Efecto dominó: memorias, SSD y precios de PCs al alza
La situación no afecta únicamente a las CPU. La escasez coincide con el aumento de precio en memorias DRAM y almacenamiento SSD, lo que amplifica el problema. El responsable de la división de sistemas de ASUS, Yi-Hsiang Liao, ha confirmado una subida del 30% en toda la gama de productos, motivada por estos costes.
Este dato es clave porque refleja un efecto dominó: CPU más caras + memoria más cara + almacenamiento más caro = PCs significativamente más caros. Además, ASUS señala que este escenario no es aislado, sino que afecta a todo el ecosistema de fabricantes taiwaneses, lo que refuerza la idea de una crisis generalizada en la cadena de suministro del PC.
Cambio de prioridad: el mercado de consumo pierde peso
Más allá de los números, lo relevante es el cambio estratégico que se está produciendo. Tanto AMD como Intel están priorizando segmentos como servidores, IA y centros de datos, donde los márgenes son mucho mayores. Esto implica que el mercado de consumo queda en segundo plano, con menos recursos asignados.

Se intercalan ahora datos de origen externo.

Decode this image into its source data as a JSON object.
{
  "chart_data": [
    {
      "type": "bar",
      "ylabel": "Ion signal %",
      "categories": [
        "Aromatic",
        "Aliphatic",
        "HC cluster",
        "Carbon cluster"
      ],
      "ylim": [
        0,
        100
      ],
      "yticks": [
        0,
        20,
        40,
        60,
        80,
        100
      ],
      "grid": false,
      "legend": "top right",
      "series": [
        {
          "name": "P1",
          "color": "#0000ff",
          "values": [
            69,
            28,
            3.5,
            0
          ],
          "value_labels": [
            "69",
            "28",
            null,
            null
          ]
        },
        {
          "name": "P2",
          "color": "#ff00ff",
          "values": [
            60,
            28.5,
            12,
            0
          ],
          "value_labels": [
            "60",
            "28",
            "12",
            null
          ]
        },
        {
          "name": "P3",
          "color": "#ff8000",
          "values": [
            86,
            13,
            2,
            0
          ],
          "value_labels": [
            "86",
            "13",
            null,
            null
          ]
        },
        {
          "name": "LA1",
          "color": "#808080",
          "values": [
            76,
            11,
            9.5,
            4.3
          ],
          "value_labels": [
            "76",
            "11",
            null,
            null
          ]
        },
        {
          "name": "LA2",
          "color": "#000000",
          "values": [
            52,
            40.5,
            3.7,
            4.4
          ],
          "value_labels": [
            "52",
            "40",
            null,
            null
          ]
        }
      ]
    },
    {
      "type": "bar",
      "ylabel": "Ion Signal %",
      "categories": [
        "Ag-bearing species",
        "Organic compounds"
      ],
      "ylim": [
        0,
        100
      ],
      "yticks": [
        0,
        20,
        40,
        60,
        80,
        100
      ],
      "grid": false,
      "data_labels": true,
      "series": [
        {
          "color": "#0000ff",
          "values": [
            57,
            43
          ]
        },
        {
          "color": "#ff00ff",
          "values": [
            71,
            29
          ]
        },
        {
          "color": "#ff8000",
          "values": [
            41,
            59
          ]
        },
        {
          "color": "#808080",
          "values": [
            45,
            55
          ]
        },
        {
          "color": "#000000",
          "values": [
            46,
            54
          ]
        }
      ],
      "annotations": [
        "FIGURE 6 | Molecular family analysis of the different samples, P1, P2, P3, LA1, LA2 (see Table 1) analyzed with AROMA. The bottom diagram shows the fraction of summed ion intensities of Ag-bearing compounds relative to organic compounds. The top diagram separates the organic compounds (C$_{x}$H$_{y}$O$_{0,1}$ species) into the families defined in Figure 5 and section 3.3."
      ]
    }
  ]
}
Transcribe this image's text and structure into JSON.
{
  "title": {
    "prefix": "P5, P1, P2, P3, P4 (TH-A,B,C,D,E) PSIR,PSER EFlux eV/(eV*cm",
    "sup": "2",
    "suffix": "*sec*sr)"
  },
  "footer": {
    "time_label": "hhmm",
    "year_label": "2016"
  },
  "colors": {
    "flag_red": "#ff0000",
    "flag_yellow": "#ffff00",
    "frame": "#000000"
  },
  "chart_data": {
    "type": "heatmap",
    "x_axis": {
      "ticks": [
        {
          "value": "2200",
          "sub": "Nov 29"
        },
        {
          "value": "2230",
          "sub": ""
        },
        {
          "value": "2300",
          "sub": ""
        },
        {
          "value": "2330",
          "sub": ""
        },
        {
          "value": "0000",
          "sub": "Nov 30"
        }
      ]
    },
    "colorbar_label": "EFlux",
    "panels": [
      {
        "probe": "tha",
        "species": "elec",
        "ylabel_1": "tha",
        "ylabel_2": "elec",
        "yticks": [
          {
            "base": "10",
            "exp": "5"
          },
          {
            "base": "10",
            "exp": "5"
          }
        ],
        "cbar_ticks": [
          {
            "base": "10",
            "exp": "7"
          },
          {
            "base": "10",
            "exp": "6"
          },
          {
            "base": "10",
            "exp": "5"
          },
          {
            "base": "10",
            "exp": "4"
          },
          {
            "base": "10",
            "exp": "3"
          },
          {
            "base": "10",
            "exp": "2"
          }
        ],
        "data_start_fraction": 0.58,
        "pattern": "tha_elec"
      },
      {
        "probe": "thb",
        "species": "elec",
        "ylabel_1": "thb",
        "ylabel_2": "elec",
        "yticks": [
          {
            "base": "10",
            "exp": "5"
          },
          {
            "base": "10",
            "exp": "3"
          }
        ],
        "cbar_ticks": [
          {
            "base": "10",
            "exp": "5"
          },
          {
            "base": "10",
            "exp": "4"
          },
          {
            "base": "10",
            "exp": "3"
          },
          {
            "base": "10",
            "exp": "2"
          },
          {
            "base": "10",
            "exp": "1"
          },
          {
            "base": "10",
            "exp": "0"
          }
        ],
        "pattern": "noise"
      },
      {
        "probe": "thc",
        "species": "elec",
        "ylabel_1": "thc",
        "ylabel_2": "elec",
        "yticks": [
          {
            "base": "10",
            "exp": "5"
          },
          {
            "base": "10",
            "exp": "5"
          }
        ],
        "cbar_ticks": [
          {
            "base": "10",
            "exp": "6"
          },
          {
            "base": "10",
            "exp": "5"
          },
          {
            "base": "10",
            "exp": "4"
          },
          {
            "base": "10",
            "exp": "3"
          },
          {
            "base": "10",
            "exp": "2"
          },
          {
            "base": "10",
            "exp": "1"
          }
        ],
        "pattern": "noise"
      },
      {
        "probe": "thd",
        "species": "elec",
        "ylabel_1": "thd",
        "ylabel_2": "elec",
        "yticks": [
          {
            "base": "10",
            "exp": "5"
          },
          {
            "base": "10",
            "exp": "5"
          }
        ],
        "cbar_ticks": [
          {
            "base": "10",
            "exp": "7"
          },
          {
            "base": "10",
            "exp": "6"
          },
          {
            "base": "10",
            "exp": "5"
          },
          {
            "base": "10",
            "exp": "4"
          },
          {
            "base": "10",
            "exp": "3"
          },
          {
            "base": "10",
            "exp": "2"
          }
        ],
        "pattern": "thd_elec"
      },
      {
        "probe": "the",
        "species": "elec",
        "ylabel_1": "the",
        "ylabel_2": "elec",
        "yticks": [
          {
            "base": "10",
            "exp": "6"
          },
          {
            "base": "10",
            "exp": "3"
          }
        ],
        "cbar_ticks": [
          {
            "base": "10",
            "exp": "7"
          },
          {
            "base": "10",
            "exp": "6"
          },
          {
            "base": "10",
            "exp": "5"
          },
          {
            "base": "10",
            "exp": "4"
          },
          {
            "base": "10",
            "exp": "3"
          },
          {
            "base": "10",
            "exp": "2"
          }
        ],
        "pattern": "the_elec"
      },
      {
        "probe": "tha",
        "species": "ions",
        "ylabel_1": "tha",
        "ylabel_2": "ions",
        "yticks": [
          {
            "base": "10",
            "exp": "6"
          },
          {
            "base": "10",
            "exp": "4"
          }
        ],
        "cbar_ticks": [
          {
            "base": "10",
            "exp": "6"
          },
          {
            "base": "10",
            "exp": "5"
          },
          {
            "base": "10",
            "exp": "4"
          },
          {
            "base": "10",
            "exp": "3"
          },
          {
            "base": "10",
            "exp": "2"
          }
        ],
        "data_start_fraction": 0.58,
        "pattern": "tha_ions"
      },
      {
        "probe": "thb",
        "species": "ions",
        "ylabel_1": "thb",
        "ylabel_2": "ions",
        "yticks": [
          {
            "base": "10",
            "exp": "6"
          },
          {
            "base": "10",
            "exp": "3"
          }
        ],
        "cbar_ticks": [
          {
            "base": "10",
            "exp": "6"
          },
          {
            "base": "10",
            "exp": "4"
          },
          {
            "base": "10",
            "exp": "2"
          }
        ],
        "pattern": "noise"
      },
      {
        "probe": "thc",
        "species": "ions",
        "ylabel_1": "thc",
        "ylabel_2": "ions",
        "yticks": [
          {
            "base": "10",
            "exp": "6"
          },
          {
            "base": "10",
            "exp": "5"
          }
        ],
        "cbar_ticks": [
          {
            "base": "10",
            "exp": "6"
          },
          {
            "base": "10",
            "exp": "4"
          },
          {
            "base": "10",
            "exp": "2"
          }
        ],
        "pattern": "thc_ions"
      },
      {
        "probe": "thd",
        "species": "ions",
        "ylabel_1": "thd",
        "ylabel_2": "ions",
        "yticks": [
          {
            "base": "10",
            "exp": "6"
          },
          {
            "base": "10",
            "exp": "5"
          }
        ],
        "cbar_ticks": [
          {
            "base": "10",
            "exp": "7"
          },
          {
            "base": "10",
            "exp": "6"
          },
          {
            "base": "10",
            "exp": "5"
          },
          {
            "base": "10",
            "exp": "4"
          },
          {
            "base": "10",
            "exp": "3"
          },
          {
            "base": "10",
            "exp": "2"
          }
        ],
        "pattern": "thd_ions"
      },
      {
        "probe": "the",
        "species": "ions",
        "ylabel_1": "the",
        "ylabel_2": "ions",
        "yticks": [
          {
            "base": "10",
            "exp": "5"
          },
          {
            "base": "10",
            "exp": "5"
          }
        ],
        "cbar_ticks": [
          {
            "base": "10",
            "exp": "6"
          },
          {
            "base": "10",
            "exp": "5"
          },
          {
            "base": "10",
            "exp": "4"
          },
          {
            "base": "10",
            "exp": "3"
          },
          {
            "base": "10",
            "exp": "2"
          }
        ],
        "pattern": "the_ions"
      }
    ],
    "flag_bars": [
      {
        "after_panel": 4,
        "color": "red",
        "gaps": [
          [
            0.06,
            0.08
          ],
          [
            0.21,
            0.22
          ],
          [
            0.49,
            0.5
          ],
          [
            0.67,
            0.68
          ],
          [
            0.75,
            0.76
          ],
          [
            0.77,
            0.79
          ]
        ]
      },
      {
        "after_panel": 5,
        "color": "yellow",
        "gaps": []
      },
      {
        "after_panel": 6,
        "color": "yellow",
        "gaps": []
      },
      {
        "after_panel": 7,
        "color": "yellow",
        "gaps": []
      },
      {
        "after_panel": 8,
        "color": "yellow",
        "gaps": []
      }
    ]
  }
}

La consecuencia es directa: menos disponibilidad y precios más altos para el usuario final, especialmente en un momento donde el hardware ya venía tensionado por otros factores. Este cambio de prioridad redefine el equilibrio del mercado y puede consolidar una tendencia donde el PC de consumo deja de ser el foco principal.
Un escenario complicado para el usuario final
En conjunto, el panorama apunta a meses complicados para quienes buscan actualizar o montar un PC. La combinación de escasez de CPU, subida de precios y presión en otros componentes crea un entorno donde el coste total del sistema aumenta de forma significativa.
Si la situación no mejora en la segunda mitad del año, estas subidas podrían convertirse en la nueva normalidad. Por ahora, todo indica que el mercado entra en una fase de ajuste donde la disponibilidad y el precio serán factores críticos, con impacto directo en el usuario final y en todo el sector del PC.